Few students muddle prepared to use self-regulatory processes independently, and as a get done, most are unable to take full control and accountability awaken their learning. But self-regulation can be taught—and learned—to increase description motivation and achievement of all students. Parents and educators sprig help to instill self-regulatory processes in students in many slipway. They can use the SRL model to guide students’ bore, instilling the process of planning, practicing, evaluating, and adjusting.

This begins with encouraging students to create specific goals for their work and to measure their progress against those goals. When students face a new task, it is beneficial for them to evaluate their skills and estimate their ability to bring to a close it. When they can gauge this accurately, they are betterquality likely to understand what needs to be done to strong the task successfully, and whether or not they need obviate seek help. Then, when students are ready to do depiction work, they benefit from having choices, such as the precise tasks they will complete to learn a concept or depiction strategies they will use to complete a difficult assignment. That all means that students are most likely to succeed when they have control and accountability over their learning.

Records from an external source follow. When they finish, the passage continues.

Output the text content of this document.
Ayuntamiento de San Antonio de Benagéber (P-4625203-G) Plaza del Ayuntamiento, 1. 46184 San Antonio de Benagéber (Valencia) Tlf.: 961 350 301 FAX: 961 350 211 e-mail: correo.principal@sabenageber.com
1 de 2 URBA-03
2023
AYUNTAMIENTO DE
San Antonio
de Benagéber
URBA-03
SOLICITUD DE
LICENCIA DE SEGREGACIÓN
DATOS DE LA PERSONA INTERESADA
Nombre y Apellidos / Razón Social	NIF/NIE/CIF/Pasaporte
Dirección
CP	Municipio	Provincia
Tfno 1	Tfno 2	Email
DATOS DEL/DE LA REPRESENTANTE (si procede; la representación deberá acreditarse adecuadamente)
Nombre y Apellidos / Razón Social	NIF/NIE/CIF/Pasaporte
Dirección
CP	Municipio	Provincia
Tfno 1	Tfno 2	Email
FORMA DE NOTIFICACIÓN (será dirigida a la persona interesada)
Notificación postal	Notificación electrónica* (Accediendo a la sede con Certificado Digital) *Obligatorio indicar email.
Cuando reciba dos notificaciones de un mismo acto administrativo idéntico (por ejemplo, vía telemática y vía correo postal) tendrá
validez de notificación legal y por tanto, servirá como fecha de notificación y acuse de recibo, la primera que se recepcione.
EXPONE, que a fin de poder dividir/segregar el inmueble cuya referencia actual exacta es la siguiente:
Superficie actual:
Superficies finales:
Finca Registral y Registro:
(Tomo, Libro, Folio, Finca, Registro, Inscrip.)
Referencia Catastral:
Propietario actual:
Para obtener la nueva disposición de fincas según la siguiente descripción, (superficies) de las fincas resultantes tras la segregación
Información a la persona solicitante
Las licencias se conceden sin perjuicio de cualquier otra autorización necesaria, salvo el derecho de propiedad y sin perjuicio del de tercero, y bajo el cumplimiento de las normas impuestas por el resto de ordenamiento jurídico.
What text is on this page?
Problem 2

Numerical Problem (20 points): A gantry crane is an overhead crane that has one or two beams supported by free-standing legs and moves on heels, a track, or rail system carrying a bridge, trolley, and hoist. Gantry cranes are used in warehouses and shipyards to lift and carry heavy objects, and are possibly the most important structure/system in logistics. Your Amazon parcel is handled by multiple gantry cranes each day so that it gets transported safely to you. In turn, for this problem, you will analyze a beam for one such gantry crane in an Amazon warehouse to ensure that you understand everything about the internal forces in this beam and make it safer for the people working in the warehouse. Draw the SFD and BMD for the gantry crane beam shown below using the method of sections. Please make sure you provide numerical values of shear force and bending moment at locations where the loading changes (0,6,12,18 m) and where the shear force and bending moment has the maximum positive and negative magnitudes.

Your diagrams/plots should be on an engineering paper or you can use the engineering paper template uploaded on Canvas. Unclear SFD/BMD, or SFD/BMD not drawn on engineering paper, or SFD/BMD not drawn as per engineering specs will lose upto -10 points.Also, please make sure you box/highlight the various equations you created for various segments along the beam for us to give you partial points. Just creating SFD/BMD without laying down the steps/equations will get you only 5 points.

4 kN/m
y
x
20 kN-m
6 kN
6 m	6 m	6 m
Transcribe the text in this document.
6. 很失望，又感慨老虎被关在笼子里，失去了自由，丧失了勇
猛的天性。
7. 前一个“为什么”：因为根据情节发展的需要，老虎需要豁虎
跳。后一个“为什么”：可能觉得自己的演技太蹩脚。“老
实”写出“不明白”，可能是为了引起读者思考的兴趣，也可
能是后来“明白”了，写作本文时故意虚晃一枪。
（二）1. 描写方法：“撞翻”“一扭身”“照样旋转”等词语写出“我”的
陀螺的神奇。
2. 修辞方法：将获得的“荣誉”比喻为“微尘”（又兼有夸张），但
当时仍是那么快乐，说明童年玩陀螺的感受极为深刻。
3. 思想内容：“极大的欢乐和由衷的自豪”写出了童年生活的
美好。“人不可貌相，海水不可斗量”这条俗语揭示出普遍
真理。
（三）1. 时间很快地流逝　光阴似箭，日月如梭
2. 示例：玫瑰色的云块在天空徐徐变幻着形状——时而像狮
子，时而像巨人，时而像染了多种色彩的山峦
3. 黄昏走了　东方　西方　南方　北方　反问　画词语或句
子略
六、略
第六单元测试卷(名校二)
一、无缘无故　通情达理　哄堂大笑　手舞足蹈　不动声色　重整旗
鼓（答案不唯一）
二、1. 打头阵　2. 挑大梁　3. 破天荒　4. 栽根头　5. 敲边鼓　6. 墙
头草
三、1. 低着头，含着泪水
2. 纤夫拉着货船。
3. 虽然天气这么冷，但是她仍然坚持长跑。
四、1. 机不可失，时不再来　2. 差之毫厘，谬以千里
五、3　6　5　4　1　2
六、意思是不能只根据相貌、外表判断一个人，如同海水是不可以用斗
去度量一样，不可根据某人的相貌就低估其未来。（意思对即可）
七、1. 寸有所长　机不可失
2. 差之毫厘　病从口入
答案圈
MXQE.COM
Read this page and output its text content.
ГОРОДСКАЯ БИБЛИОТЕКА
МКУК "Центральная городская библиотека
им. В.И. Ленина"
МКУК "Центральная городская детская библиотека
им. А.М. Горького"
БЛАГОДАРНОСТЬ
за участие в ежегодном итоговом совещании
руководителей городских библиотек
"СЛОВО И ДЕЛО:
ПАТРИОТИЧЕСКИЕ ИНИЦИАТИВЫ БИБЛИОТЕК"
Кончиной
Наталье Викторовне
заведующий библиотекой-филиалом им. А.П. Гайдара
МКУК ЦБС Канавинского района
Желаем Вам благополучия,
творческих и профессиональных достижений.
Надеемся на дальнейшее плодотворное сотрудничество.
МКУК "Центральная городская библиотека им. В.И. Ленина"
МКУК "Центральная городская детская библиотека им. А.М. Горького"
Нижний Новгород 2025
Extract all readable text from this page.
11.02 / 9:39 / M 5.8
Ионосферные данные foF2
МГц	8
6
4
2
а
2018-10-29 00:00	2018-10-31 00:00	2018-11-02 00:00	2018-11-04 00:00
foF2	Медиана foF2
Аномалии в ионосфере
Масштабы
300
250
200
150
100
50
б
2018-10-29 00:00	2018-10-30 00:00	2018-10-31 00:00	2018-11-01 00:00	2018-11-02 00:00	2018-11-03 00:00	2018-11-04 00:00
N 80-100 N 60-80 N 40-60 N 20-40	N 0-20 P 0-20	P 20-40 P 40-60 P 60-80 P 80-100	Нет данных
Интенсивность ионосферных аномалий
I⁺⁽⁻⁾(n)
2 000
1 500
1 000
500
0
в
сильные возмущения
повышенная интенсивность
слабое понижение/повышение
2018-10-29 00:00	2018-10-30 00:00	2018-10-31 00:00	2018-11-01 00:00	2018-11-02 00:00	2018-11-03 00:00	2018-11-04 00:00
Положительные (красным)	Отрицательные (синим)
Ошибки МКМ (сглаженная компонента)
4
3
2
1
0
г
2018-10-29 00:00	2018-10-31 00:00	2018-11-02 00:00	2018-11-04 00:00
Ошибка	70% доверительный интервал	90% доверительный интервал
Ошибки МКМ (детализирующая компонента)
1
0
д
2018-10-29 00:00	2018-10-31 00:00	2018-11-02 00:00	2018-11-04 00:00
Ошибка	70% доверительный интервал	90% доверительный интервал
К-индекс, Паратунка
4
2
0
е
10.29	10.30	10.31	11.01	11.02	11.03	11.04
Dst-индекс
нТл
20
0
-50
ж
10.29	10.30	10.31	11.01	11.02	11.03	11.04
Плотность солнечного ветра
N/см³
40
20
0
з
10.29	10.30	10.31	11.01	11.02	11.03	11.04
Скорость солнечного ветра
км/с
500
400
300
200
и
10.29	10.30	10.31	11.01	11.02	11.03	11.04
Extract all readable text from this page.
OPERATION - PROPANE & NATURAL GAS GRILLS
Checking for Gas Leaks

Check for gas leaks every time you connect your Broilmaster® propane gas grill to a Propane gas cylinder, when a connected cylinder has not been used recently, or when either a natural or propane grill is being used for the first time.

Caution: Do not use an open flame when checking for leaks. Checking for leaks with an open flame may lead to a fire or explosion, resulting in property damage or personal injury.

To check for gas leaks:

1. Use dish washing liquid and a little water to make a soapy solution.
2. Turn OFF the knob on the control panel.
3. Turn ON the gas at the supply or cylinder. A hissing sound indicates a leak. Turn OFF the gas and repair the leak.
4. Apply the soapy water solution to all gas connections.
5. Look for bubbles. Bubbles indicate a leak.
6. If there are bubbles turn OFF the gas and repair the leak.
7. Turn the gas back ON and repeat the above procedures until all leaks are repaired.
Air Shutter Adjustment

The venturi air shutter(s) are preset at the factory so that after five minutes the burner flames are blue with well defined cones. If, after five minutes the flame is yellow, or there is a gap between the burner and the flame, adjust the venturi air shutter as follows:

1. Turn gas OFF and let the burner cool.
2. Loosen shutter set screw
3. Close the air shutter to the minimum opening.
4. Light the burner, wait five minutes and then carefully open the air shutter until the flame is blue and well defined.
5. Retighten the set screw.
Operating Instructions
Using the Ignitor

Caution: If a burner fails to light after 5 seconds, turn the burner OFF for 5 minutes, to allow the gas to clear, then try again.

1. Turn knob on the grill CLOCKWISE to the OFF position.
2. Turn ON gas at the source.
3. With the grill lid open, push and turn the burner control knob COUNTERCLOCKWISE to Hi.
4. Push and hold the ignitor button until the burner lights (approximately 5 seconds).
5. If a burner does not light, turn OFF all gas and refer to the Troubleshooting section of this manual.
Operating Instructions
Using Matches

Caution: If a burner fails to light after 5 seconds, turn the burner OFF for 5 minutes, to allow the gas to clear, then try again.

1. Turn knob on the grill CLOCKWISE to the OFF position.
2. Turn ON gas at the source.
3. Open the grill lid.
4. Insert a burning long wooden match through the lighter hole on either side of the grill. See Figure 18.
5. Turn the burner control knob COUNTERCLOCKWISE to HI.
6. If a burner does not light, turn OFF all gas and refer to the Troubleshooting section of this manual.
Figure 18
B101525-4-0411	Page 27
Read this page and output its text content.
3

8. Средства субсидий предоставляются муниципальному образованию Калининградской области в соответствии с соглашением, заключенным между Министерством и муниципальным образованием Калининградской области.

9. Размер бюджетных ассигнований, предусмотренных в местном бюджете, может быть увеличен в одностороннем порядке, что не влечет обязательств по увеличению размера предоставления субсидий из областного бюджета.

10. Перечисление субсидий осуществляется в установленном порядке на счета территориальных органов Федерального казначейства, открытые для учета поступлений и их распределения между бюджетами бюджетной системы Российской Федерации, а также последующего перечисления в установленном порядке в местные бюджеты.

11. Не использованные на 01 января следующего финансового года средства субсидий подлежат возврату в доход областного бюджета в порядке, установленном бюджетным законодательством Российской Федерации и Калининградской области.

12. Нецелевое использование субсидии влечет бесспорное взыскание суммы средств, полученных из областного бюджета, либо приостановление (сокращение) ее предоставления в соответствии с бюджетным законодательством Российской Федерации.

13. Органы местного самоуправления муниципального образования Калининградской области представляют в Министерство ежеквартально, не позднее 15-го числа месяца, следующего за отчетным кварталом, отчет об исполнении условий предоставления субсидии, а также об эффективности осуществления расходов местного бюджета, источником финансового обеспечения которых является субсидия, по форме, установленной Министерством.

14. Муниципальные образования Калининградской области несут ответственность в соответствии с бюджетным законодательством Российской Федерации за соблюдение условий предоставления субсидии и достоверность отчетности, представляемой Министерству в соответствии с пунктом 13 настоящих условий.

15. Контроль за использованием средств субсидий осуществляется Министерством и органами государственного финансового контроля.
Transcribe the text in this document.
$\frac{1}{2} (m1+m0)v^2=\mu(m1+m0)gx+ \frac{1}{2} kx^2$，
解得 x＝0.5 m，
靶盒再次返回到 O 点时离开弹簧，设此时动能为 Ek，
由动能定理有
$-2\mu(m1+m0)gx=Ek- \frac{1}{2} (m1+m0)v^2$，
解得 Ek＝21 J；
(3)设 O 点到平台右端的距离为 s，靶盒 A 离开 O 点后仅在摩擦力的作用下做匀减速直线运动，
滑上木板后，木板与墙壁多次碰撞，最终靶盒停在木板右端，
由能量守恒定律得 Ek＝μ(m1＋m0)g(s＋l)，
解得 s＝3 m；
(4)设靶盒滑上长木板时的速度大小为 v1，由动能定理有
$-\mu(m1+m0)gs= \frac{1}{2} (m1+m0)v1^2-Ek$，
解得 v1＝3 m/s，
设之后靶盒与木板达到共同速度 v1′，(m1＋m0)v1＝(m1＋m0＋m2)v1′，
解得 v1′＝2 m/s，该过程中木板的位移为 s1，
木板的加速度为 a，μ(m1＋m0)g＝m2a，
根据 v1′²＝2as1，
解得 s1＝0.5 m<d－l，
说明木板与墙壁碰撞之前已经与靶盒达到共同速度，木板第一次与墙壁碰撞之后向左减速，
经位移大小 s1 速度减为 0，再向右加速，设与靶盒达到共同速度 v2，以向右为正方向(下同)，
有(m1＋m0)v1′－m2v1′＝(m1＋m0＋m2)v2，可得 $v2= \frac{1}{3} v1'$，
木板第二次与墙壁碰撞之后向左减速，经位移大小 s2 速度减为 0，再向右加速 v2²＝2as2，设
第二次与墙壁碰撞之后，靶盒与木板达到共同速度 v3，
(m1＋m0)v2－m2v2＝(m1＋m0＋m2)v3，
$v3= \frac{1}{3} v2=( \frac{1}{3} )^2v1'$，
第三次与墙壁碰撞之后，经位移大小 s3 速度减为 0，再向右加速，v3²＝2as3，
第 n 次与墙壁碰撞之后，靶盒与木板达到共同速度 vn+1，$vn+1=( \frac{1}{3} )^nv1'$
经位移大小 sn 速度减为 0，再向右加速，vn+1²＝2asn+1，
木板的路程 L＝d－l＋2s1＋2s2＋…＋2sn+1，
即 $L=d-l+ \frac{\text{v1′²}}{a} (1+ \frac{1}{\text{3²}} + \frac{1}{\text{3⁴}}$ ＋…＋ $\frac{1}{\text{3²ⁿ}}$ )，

By Professor Player Everson, Ph.D., City University of New York (CUNY) Graduate Center


Selected publications
Zimmerman, B. J., & Schunk, D. H. (). Educational psychology: A century of contributions. Mahwah, NJ: Erlbum.

Zimmerman, B. J., & Schunk, D. H. (). Self-regulated learning and academic achievement: Theoretical perspectives (2nd ed.). Mahwah, NJ: Erlbaum.

Schunk, D. H., & Zimmerman, B. J. (). Self-regulated learning: From teaching to self-reflective practice. New York, NY: Guilford Press.

Zimmerman, B. J. (). Self-regulation involves more than metacognition: A social-cognitive perspective. Educational Psychologist, 30(4),

Zimmerman, B. J. & Bandura, A. (). Impact of self-regulatory influences on writing course attainment. American Educational Research Journal, 31,

Zimmerman, B. J. (). Dimensions of academic self-regulation: A conceptual framework for education. In D. H. Schunk & B. J. Zimmerman (Eds.), Self-regulation of learning and performance: Issues and pedagogical applications (pp. ). Hillsdale, NJ: Lawrence Erlbaum Associates.